I met them and spoke to the girls. Apparently the girl that was restrained and searched had been smoking with friends in the large open courtyard of the nearby shopping center when the guards started telling them to leave the area. Some of them left but she refused. That is when the guards grabbed her by the wrists and physically restrained her while leading her out of the area…….then they searched her. The girl said she was ok but was going to register an official complaint. Her friend had taken photos of the physical force used by the guards (better than the one I took). I agreed she should do this.
The girl that was being assaulted by the guards was of Afro-Swedish appearance…and 14 years old.

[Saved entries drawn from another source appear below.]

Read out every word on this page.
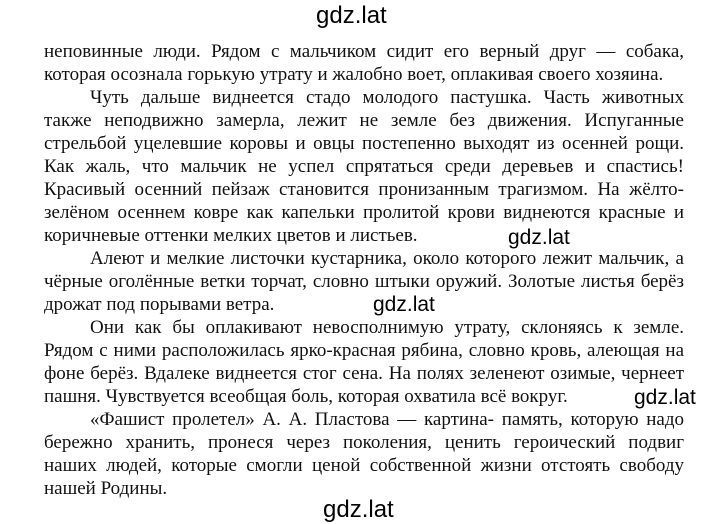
gdz.lat

неповинные люди. Рядом с мальчиком сидит его верный друг — собака, которая осознала горькую утрату и жалобно воет, оплакивая своего хозяина.

Чуть дальше виднеется стадо молодого пастушка. Часть животных также неподвижно замерла, лежит не земле без движения. Испуганные стрельбой уцелевшие коровы и овцы постепенно выходят из осенней рощи. Как жаль, что мальчик не успел спрятаться среди деревьев и спастись! Красивый осенний пейзаж становится пронизанным трагизмом. На жёлто-зелёном осеннем ковре как капельки пролитой крови виднеются красные и коричневые оттенки мелких цветов и листьев.

Алеют и мелкие листочки кустарника, около которого лежит мальчик, а чёрные оголённые ветки торчат, словно штыки оружий. Золотые листья берёз дрожат под порывами ветра.

Они как бы оплакивают невосполнимую утрату, склоняясь к земле. Рядом с ними расположилась ярко-красная рябина, словно кровь, алеющая на фоне берёз. Вдалеке виднеется стог сена. На полях зеленеют озимые, чернеет пашня. Чувствуется всеобщая боль, которая охватила всё вокруг.

«Фашист пролетел» А. А. Пластова — картина- память, которую надо бережно хранить, пронеся через поколения, ценить героический подвиг наших людей, которые смогли ценой собственной жизни отстоять свободу нашей Родины.

gdz.lat
gdz.lat
gdz.lat
gdz.lat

The conditions and demands created by ethnic segregation are harsh and cruel. I spend my days teaching children from a variety of backgrounds in small groups in Stockholm. What unites them is they speak English in the home. As a result of the colonial history that defines so much of the English language, I have students with backgrounds in Nigeria, Kenya, Jamaica as well as the USA, the UK and Australia. But these backgrounds are not what determines who these young people are in the education system. Poverty, opportunity, access, location and social settings are all working on these children from when they are born. Their ethnicity is just the link in the chain that holds it all together. But I see disadvantage based on nothing the child has done, or can do, other than they are not born into the privilege enjoyed by their white / Scandinavian / norther European contemporaries. I believe this feeds directly into #BlackLivesMatter. Racism is systemic, it works through all institutional systems, from Health, to Education as well as Law and Economy. The lack of educational opportunity /motivation based on ethnicity will kill these children earlier than others.